Renyi \(\alpha\)-Entropy#

Alfréd Rényi (mid-60’s) derived a generalized family of one-parameter entropy as an exponentially weighted mean of unexpectedness functional (i.e \(-log(p)\)) known as Renyi \(\alpha\)-Entropy, for detail check [Jiz04, Ren76]. Rényi \(\alpha\)-Entropy is the most general class of information measure preserving the additivity for independent systems and compatible with Kolmogorov’s probability axioms [Kol33].

Let \(\alpha > 0\), and \(\xi_n\) be a random variable with probability distribution \(\mathcal{P} = (p_1, ..., p_n)\), where \(\sum_{i=1}^{n} p_i = 1\) and \(H_\alpha[\mathcal{P}]\) is such that:

\[ H_\alpha[\mathcal{P}] := \frac{1}{1-\alpha} \log_2 \left( \sum_{i=1}^{n} p_i^\alpha \right). \]

Where,

  • \(\alpha\): A positive real number greater than 0.

  • \(\xi_n\): A random variable.

  • \(\mathcal{P}\): A probability distribution, given by \(\mathcal{P} = (p_1, ..., p_n)\).

  • \(p_i\): The probability associated with the \(i\)-th outcome.

  • \(H_\alpha[\mathcal{P}]\): Rényi entropy of the probability distribution \(\mathcal{P}\).

Its distinguishing property is that the small values of probabilities \(p_i\) are emphasized for \(\alpha < 1\) and, on the contrary, larger probabilities are emphasized for \(\alpha > 1\). For \(\alpha = 1\) Rényi entropy reduces to Shannon Entropy. Rényi \(\alpha\)-Entropy class can be in particular interesting for the system where additivity (in Shannon sense) is, however, not always preserved, especially in nonlinear complex systems, e.g., when we have to deal with long range forces.

Tsallis Entropy#

Tsallis Entropy (q-order entropy), or Havrda and Charvát entropy, is another possible generalization of information measure by modifying the additivity law. From the infinite possible generalizations, the so-called q–additivity prescription has been used on q–calculus to formalize the entire approach in a unified manner. For details, refer to [Tsa99, TMP98, Tsa88]. The corresponding measure of information is called Tsallis, non–extensive, or q-order entropy.

The Tsallis entropy \(S_q\) for a probability distribution \(\mathcal{P} = (p_1, ..., p_n)\) is defined as:

\[ S_q = \frac{1}{1 - q} \left[ \sum_{k=1}^{n} (p_k)^q - 1 \right], \]

where:

  • \(\mathcal{P}\): A probability distribution, given by \(\mathcal{P} = (p_1, ..., p_n)\).
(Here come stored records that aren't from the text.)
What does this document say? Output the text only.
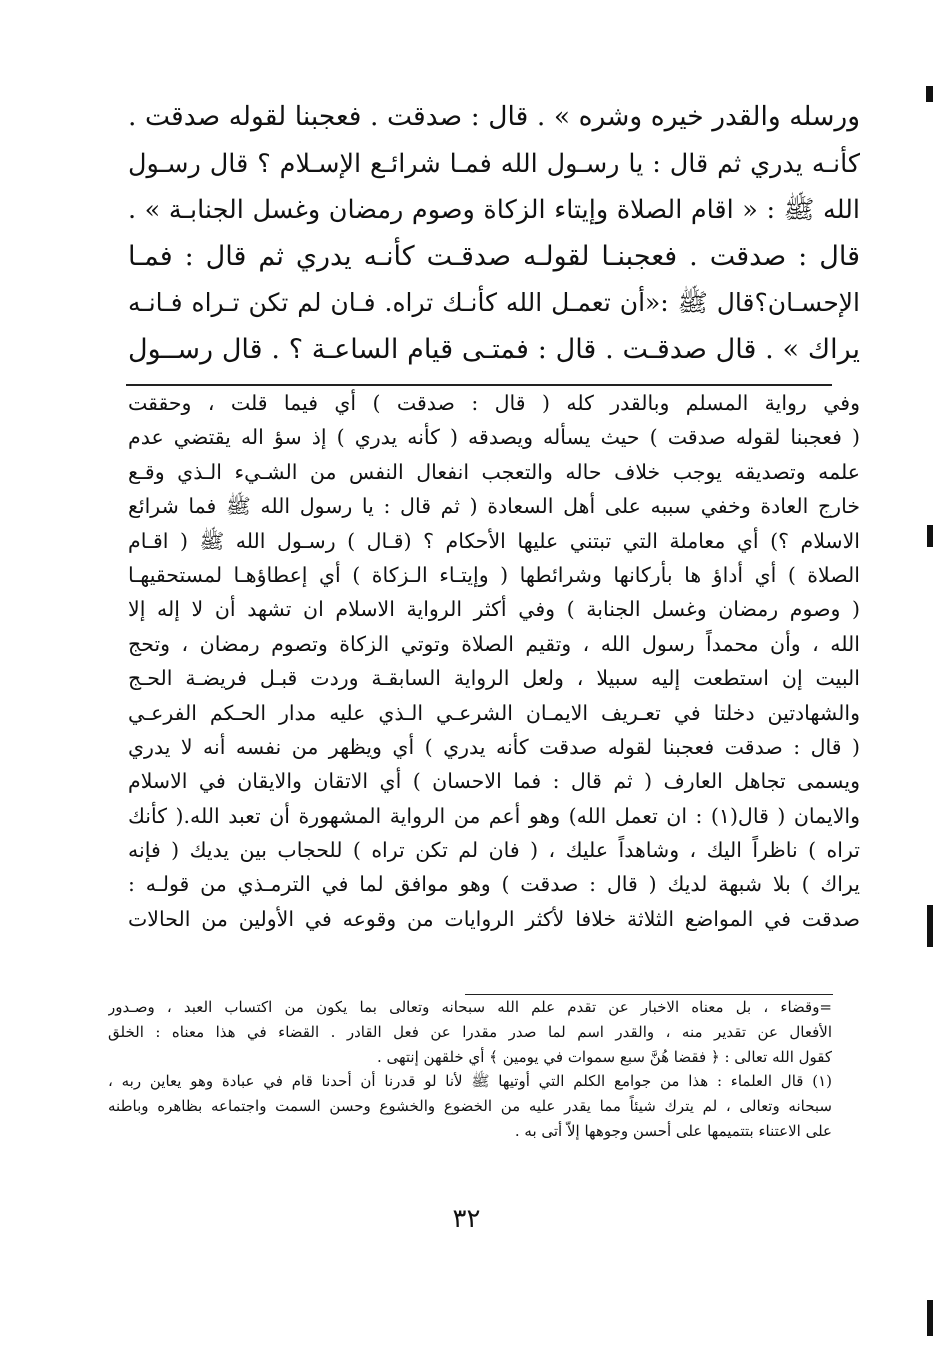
ورسله والقدر خيره وشره » . قال : صدقت . فعجبنا لقوله صدقت .
كأنـه يدري ثم قال : يا رسـول الله فمـا شرائـع الإسـلام ؟ قال رسـول
الله ﷺ : « اقام الصلاة وإيتاء الزكاة وصوم رمضان وغسل الجنابـة » .
قال : صدقت . فعجبنـا لقولـه صدقـت كأنـه يدري ثم قال : فمـا
الإحسـان؟قال ﷺ :«أن تعمـل الله كأنـك تراه. فـان لم تكن تـراه فـانـه
يراك » . قال صدقـت . قال : فمتـى قيام الساعـة ؟ . قال رســول
وفي رواية المسلم وبالقدر كله ( قال : صدقت ) أي فيما قلت ، وحققت
( فعجبنا لقوله صدقت ) حيث يسأله ويصدقه ( كأنه يدري ) إذ سؤ اله يقتضي عدم
علمه وتصديقه يوجب خلاف حاله والتعجب انفعال النفس من الشـيء الـذي وقـع
خارج العادة وخفي سببه على أهل السعادة ( ثم قال : يا رسول الله ﷺ فما شرائع
الاسلام ؟) أي معاملة التي تبتني عليها الأحكام ؟ (قـال ) رسـول الله ﷺ ( اقـام
الصلاة ) أي أداؤ ها بأركانها وشرائطها ( وإيتـاء الـزكاة ) أي إعطاؤهـا لمستحقيهـا
( وصوم رمضان وغسل الجنابة ) وفي أكثر الرواية الاسلام ان تشهد أن لا إله إلا
الله ، وأن محمداً رسول الله ، وتقيم الصلاة وتوتي الزكاة وتصوم رمضان ، وتحج
البيت إن استطعت إليه سبيلا ، ولعل الرواية السابقـة وردت قبـل فريضـة الحـج
والشهادتين دخلتا في تعـريف الايمـان الشرعـي الـذي عليه مدار الحـكم الفرعـي
( قال : صدقت فعجبنا لقوله صدقت كأنه يدري ) أي ويظهر من نفسه أنه لا يدري
ويسمى تجاهل العارف ( ثم قال : فما الاحسان ) أي الاتقان والايقان في الاسلام
والايمان ( قال(١) : ان تعمل الله) وهو أعم من الرواية المشهورة أن تعبد الله.( كأنك
تراه ) ناظراً اليك ، وشاهداً عليك ، ( فان لم تكن تراه ) للحجاب بين يديك ( فإنه
يراك ) بلا شبهة لديك ( قال : صدقت ) وهو موافق لما في الترمـذي من قولـه :
صدقت في المواضع الثلاثة خلافا لأكثر الروايات من وقوعه في الأولين من الحالات
=وقضاء ، بل معناه الاخبار عن تقدم علم الله سبحانه وتعالى بما يكون من اكتساب العبد ، وصـدور
الأفعال عن تقدير منه ، والقدر اسم لما صدر مقدرا عن فعل القادر . القضاء في هذا معناه : الخلق
كقول الله تعالى : ﴿ فقضا هُنَّ سبع سموات في يومين ﴾ أي خلقهن إنتهى .
(١) قال العلماء : هذا من جوامع الكلم التي أوتيها ﷺ لأنا لو قدرنا أن أحدنا قام في عبادة وهو يعاين ربه ،
سبحانه وتعالى ، لم يترك شيئاً مما يقدر عليه من الخضوع والخشوع وحسن السمت واجتماعه بظاهره وباطنه
على الاعتناء بتتميمها على أحسن وجوهها إلاّ أتى به .
٣٢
  • \(p_k\): The probability associated with the \(k\)-th outcome.

  • \(q\): A real number greater than 0, which is a parameter of the entropy.

  • \(S_q\): Tsallis entropy of the probability distribution \(\mathcal{P}\).

In the \(q \to 1\) limit, the Jackson sum (q-additivity) reduces to ordinary summation, and the Tallis entropy reduces to Shannon Entropy. This class of entropy measure is in particularly useful in the study in connection with long–range correlated systems and with non–equilibrium phenomena.

Entropy Estimation#

When estimating entropy, several factors must be considered (see Estimation). First, identify whether the dataset is discrete or continuous. Then, select an appropriate estimator, which can be broadly categorized into parametric and non-parametric techniques. This package provides methods for both discrete and continuous random variables, and the non-parametric techniques, with detailed explanations and implementation guidelines available in the subsequent pages.

Note

  • This package consists of non-parametric estimation techniques for both the discrete and continuous RV.

  • All the estimators are based on Shannon information, except explicitly mentioned: Rényi entropy estimator & Tsallis entropy estimator

List of Entropy Estimators#

The infomeasure package provides a comprehensive suite of entropy estimators for both discrete and continuous random variables. For guidance on selecting the appropriate estimator for your data, see the Estimator Selection Guide.

Available Discrete Estimators#

The package includes the following discrete entropy estimators:

  • Basic Estimators: Discrete (MLE), Miller-Madow

  • Bias-Corrected: Grassberger, Shrinkage (James-Stein)

  • Coverage-Based: Chao-Shen, Chao-Wang-Jost

  • Bayesian: Bayesian (with multiple priors), NSB, ANSB

  • Specialized: Zhang, Bonachela

Each estimator has different strengths and is suitable for different data characteristics and sample sizes. The Discrete Entropy Estimation page provides detailed information about all available estimators with examples and usage guidance.

Available Continuous Estimators#

For continuous data, the package provides:

  • Kernel-based: Kernel density estimation

  • Nearest-neighbor: Kozachenko-Leonenko (KL)

  • Ordinal patterns: For time series analysis

  • Generalized measures: Rényi α-entropy, Tsallis q-entropy